Within reason, of course. One wouldn't want this to become the 'what's your favourite passage in world literature' thread.


What's your favourite passage from 'On the Origin of Species'?

Post 17

anhaga

Just started on 'The Descent of Man' and was struck by this bit of wisdom:

'It has often and confidently been asserted, that man's origin can never be known: but ignorance more frequently begets confidence than does knowledge: it is those who know little, and not those who know much, who so positively assert that this or that problem will never be solved by science.'


What's your favourite passage from 'On the Origin of Species'?

Post 18

8584330

>>>> Within reason, of course. One wouldn't want this to become the 'what's your favourite passage in world literature' thread.
smiley - laugh

Of course. I was thinking of the great scientist/explorer Alexander von Humboldt, 1769-1859, who wrote "Nature herself is sublimely eloquent.

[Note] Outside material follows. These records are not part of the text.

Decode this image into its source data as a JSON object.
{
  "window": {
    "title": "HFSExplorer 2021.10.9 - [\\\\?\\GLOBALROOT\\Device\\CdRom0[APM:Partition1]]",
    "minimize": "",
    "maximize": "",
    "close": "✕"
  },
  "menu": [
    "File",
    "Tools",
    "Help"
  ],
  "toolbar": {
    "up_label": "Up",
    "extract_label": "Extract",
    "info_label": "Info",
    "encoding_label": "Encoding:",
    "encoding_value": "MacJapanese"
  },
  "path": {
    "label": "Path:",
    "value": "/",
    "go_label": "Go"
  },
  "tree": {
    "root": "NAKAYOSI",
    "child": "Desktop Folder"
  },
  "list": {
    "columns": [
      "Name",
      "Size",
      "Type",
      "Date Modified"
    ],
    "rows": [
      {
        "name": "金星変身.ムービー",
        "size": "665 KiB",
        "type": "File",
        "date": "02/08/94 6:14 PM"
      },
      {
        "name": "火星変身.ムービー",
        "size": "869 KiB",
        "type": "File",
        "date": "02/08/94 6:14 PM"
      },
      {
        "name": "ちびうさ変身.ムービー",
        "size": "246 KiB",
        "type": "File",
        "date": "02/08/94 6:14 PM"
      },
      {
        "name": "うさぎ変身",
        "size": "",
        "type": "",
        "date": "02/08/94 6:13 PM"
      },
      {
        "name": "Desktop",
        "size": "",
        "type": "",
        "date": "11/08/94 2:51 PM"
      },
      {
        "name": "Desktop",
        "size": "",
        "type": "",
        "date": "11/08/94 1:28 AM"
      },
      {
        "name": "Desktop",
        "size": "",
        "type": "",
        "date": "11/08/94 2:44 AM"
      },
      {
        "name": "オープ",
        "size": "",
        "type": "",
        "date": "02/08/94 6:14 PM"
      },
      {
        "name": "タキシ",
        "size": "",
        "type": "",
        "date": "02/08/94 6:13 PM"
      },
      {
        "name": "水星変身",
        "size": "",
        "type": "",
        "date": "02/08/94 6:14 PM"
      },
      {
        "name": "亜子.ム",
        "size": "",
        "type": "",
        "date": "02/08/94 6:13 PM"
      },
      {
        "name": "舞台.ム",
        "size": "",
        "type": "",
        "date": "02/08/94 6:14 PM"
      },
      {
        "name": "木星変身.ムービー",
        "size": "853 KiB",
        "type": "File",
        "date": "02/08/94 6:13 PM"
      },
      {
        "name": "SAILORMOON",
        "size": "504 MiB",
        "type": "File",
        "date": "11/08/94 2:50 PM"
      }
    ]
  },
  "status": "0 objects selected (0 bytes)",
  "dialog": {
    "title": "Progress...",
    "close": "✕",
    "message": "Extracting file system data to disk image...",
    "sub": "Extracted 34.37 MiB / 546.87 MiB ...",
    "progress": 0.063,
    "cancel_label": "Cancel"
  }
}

The stars as they sparkle in the firmament fill us with delight and ecstacy, and yet they all move in orbit marked out with mathematical precision."

Among his many accomplishments, Humboldt was the first to study electric eels. "It will perhaps be found that, in most animals, every contraction of the muscular fiber is preceded by a discharge from the nerve into the muscle; and that the mere simple contact of heterogeneous substances is a source of movement and of life in all organized beings."

But my all-time favorite Humboldt quote has to be, "The cocoa bean is a phenomenon, for nowhere else has Nature concentrated such a wealth of valuable nourishment in so small a space."


What's your favourite passage from 'On the Origin of Species'?

Post 19

anhaga

As you can probably imagine, I am tempted, myself, to start bringing in the Huxley clan, but I will try to restrain myself.

I must remark, however, that Mr. Darwin is, in the world of English Letters, of incomparable eloquence.


What's your favourite passage from 'On the Origin of Species'?

Post 20

kuzushi


Not Darwin, but Professor Sir Fred Hoyle:

"I am haunted by a conviction that the nihilistic philsophy which so-called educated opinion chose to adopt following the publication of The Origin of Species committed mankind to a course of automatic self-destruction. A Doomsday machine ws then set ticking."